The apple-docs MCP server provides direct access to Apple developer documentation. Use searchAppleDocumentation and fetchAppleDocumentation to look up the latest API details for FoundationModels, Core ML, and related frameworks.

Reference Files

Source

git clone https://github.com/dpearson2699/swift-ios-skills/blob/main/skills/apple-on-device-ai/SKILL.mdView on GitHub

Overview

This guide helps you select, deploy, and optimize on-device ML models across Apple Foundation Models, Core ML, MLX Swift, and llama.cpp. It emphasizes privacy, zero-network operation, and high-performance inference on Apple Silicon with Apple Intelligence.

How This Skill Works

Choose a framework using the Framework Selection Router. Foundation Models enable on-device text generation and structured output with @Generable types and tool calling, while Core ML handles converting PyTorch/TensorFlow models via coremltools for Neural Engine optimization.
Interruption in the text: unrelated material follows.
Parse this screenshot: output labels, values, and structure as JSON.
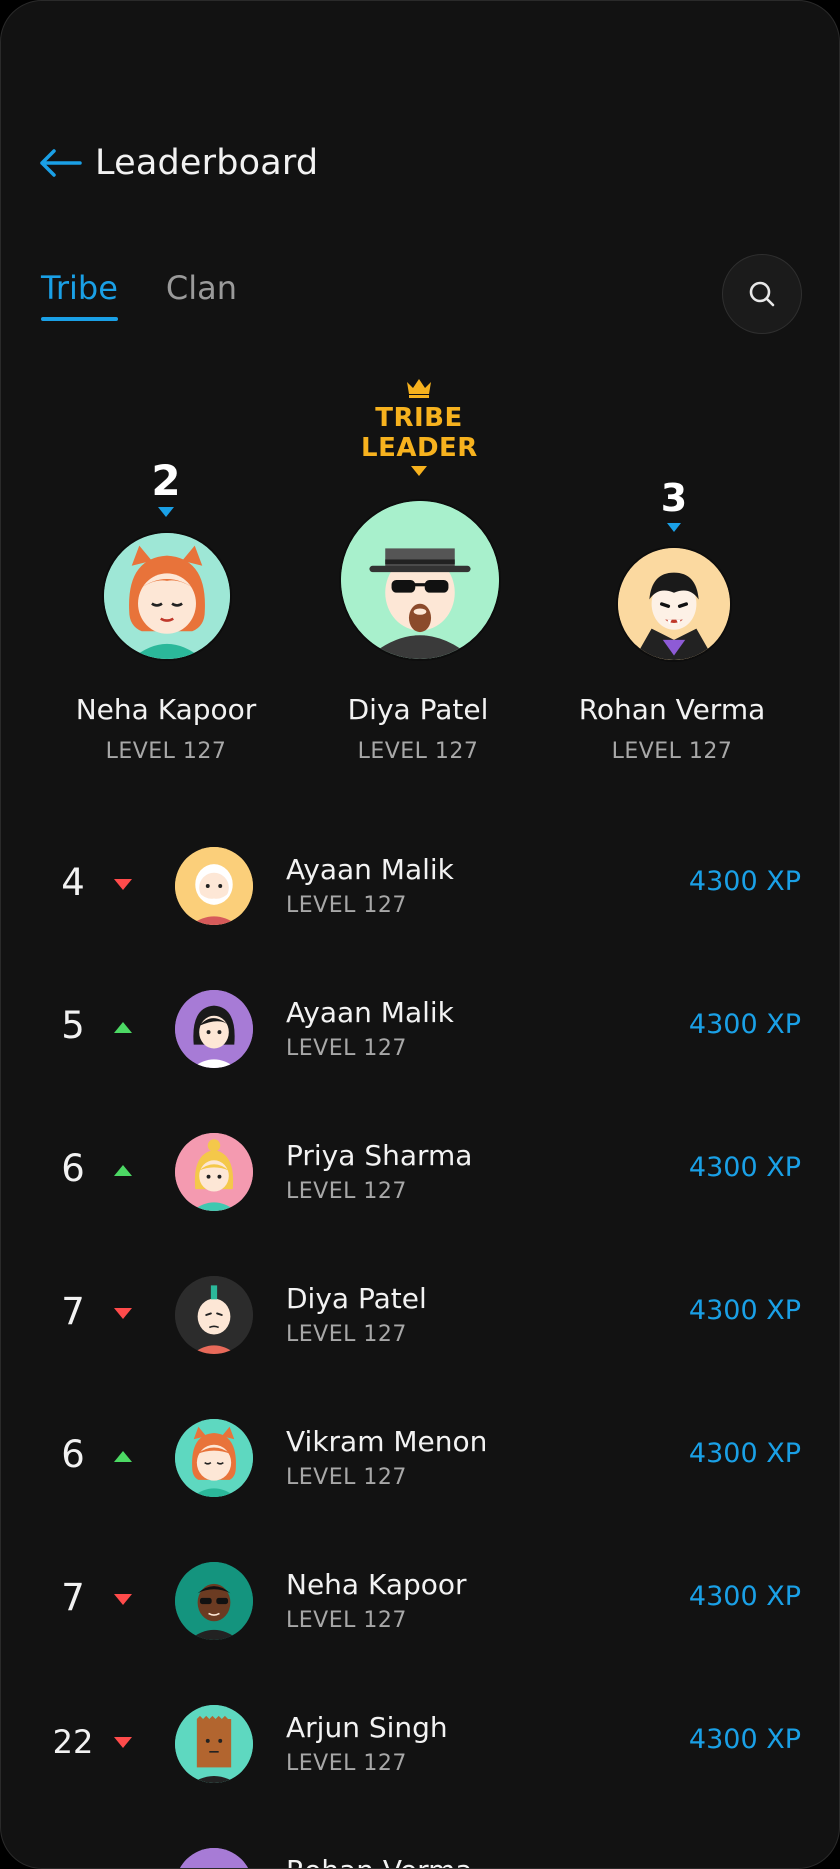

MLX Swift and llama.cpp provide high-throughput LLM options and cross-platform GGUF inference for production or research.

When to Use It

  • Text generation, summarization, or structured output on iOS/macOS devices with Apple Intelligence (Foundation Models) and zero setup.
  • Deploying custom vision, NLP, or audio models via Core ML with coremltools for on-device use.
  • Running open-source LLMs locally on Apple Silicon for research or prototyping (MLX Swift).
  • Cross-platform LLM inference using GGUF-formatted models (llama.cpp) for broad device support.
  • Seeking maximum throughput on Apple Silicon or tool-augmented generation with the Tool protocol.

Quick Start

  1. Step 1: Use the Framework Selection Router to choose Foundation Models, Core ML, MLX Swift, or llama.cpp for your task.
  2. Step 2: For Foundation Models, import FoundationModels and check availability; handle .available, .unavailable(.appleIntelligenceNotEnabled), and .unavailable(.modelNotReady).
  3. Step 3: For Core ML or LLMs, convert or load your model (via coremltools), optimize for Neural Engine, and run inference or generation on-device.

Best Practices

  • Favor Foundation Models for on-device privacy and zero-network usage.
  • Always perform availability checks (SystemLanguageModel.default.availability) before use.
  • When converting models to Core ML, leverage coremltools for quantization, palettization, and pruning to optimize Neural Engine performance.
  • Profile memory and latency; manage token context (~4096 tokens) and use ML Tensor where applicable.
  • Leverage tool-calling with the Tool protocol and guided generation schemas for structured outputs.

Example Use Cases

  • A privacy-preserving on-device chat app using Foundation Models with @Generable types and Tool protocol.
  • An iOS app that converts a PyTorch image classifier to Core ML and runs it efficiently on-device.
  • A Mac-based prototype running a local LLM with MLX Swift for high-throughput generation.
  • A cross-platform app using llama.cpp with GGUF to enable LLM inference on iOS and desktops.
  • An OCR/text-extraction workflow that combines Vision with on-device Foundation Models for structured data.